I had a sneaking suspicion (read guess) that it had to do with the Switches Spanning Tree Protocol (STP), a layer 2 algorithm that protects you from loops in the network by logically creating a "spanning tree". After describing the symptoms and my guess to our Systems Administrator, he was sure that wasn't that problem. Sir, there's no way, with my understanding of STP, that this could be the problem. Maybe something similar, but STP just blocks single ports. After observing that the single port with the modem on the 2950 was orange (in blocking mode), he still didn't believe me. In his defense, we were troubleshooting a lot and I've only mentioned the relevant findings. Only after my network engineer had no idea did I contact the technical people at the ISP. He'd seen the problem before as described in a few sentances. "I don't know what causes it, but we've seen it". Only then would my sys admin modify the STP settings. Viola, it worked perfectly.

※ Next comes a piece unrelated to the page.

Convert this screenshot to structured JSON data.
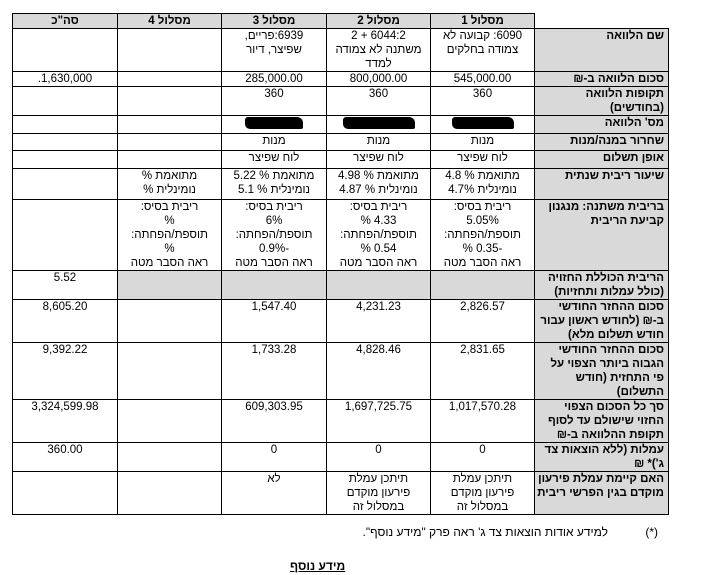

If you didn't follow what was happening (I don't blame you), the two Cisco switches were forming a spanning tree (that happens when you uplink switches) across the DSL gateways and through the ISPs cloud. We were supposed to be able to think of the two circuits as totally separate. Weirder yet was why that spanning tree blocked the port plugged into the modem on the old Cisco Switch. The new one was fine. The ISP said 2 new switches wouldn't have that problem.

This post wins the "Most boring" award. What I'd like to convey for Industrial readers is that growing networks require a specialized skill set. IT can be your friend and your ally. It's important to break that historical tension between plant production and IT.